So I did stay with the series to tonight's end, and it did improve, both in getting a little more balanced, and in terms of the quality of its story telling and acting. But it had a long way to travel from the first two episodes to get to good, and it never really got there.
One of the very big creative problems with the project turned out to be John Travolta; While the series suffered from the same problem that Oliver Stone's film "W" had - putting more effort into impersonation of recent historical figures than telling their stories - as the series went on I thought most of the main actors did a decent job of getting inside their characters, which the glaring exception of Travolta's Shapiro. One reason the first two episodes were so bad it became apparent is that Shapiro dominated the early part of the story.
While the script does honestly portray the trial errors made by the prosecution, and allows that Johnny C and even F. Lee were more than just media caricatures, I think it still failed badly to capture the truth of the trial. It was determine to mindlessly recapitulate the narrative that a mostly Black jury was either too ignorant to understand the overwhelming scientific evidence or too emotionally triggered by its addiction to racial victimization to see past the one bad apple racist cop. The biggest flaws here were insufficient attention paid to the role of Barry Scheck (and what I think was the complete erasure of his partner Peter Neufeld) & failure to pay off the early attention to the timeline evidence.

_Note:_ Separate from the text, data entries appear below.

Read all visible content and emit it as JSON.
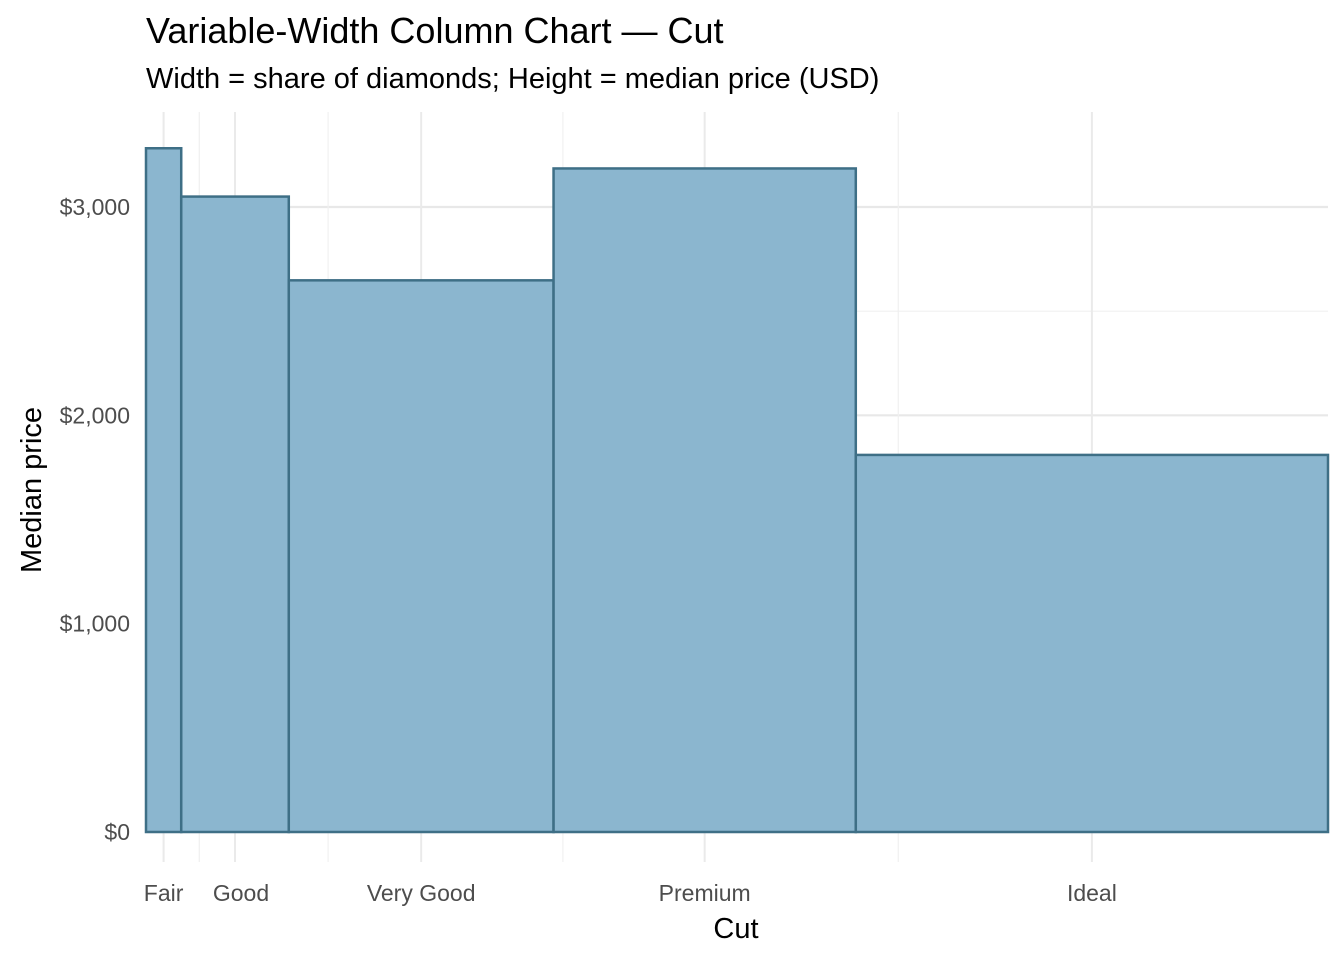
{
  "chart_data": {
    "type": "bar",
    "title": "Variable-Width Column Chart — Cut",
    "subtitle": "Width = share of diamonds; Height = median price (USD)",
    "xlabel": "Cut",
    "ylabel": "Median price",
    "categories": [
      "Fair",
      "Good",
      "Very Good",
      "Premium",
      "Ideal"
    ],
    "share_of_diamonds": [
      0.0298,
      0.091,
      0.224,
      0.2557,
      0.3995
    ],
    "values": [
      3282,
      3050,
      2648,
      3185,
      1810
    ],
    "ylim": [
      0,
      3300
    ],
    "y_ticks": [
      0,
      1000,
      2000,
      3000
    ],
    "y_tick_labels": [
      "$0",
      "$1,000",
      "$2,000",
      "$3,000"
    ],
    "grid": true,
    "legend": "none",
    "bar_fill": "#8BB6CF",
    "bar_stroke": "#3E6F86"
  }
}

More important than Furman and the glove that did not fit in this trial was how completely and totally Scheck and Neufeld destroyed the credibility of the LA Crime Lab; the series shows a little of this, but makes it seem like a minor aspect, rather than the dominant factor in the not guilty verdict that it was. Johnny Cochran's mantra and charisma may have made a majority of the jury want to acquit OJ, but Scheck and Neufeld provided them with the actual justification to do so. What Marcia Clark and this film never seem able to understand is that the not guilty verdict was not based on a refusal to understand or accept the DNA evidence, but a very reasonable and justified refusal to accept the reliability and validity of blood evidence handled by an incompetent crime lab. And why did the show spend time setting up a potential problem with the State's timeline theory and evidence, and then never show us that by the end of the trial it had completely blown up in their face (or did I somehow miss an episode, which is possible)? Even with the crime lab problems, even with the racist Furman testimony, even with Marcia's tone deaf Closing Statement, they might have gotten a conviction if they had presented a reasonably plausible and consistent explanation of the time line that got OJ from the drive-through to the murder scene, past the various supposed witnesses, and into the Limo as required. Or, if they simply had not given a specific time line at all, rather than one that was full of holes and self-contradictions and simply could not possibly be correct.